Thank you to Rochelle and Roya.
Mediterranean Wild Rice Salad
1 1/2 cups wild rice, rinsed
3 1/2 cups water or more
1 cup chopped onion
1-2 sprigs fresh thyme
1 bay leaf
1/2 tsp. salt
Pinch of ground or 3 pieces of whole Cloves (optional)
2-3 Tbsp. white-wine vinegar, plus more to taste
4 Tbsp. virgin olive oil, plus more to taste
1/2 tsp. salt, plus more to taste
1/4 tsp. freshly ground pepper, plus more to taste
1 Tbsp. Dijon-style mustard, or to taste (optional)
Drops of Tabasco, to taste
1 large tomato, chopped (about 1 1/4 cup)
1 small green pepper, finely chopped
1 cup marinated artichoke, chopped
1/3 cup finely chopped shallots, scallions, or onion
2 cloves garlic, minced
2 Tbsp. toasted slivered almonds
1. Place all ingredients for the rice in a medium saucepan. Bring to a boil, cover and reduce heat to simmer. Simmer for 30 to 40 minutes, or until rice is cooked through. Cool until it is lukewarm; drain off any liquid. Pour rice into a mixing bowl; discard herbs.
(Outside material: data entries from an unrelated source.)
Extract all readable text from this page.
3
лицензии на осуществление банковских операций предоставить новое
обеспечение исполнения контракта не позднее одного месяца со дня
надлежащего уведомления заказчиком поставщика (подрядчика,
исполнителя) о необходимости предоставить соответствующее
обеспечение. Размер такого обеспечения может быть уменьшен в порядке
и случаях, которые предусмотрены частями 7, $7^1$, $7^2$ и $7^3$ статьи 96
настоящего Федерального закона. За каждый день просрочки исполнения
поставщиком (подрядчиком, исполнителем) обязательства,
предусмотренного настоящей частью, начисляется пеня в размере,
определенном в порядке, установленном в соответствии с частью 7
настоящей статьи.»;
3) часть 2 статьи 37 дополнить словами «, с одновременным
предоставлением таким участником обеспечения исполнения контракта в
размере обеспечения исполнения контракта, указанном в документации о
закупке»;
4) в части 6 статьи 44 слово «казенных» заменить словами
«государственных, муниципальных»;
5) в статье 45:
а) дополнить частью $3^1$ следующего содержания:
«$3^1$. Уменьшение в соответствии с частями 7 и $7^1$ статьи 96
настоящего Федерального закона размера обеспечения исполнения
2. Meanwhile, make the dressing: Mix vinegar, olive oil, salt, pepper, mustard and Tabasco.
3. Add tomato, green pepper, artichoke, shallots and garlic to the cooled rice. Pour dressing over all, then gently fold the ingredients together.
4. Sprinkle with slivered almonds before serving.
You may substitute lentils for the wild rice in this recipe, if desired. Gharavi recommends French green lentils cooked for about 25 minutes.
If you want to make this the day ahead, do not add tomatoes or almonds until just before serving.
Ham or chicken can also be added to this dish to make it a main course.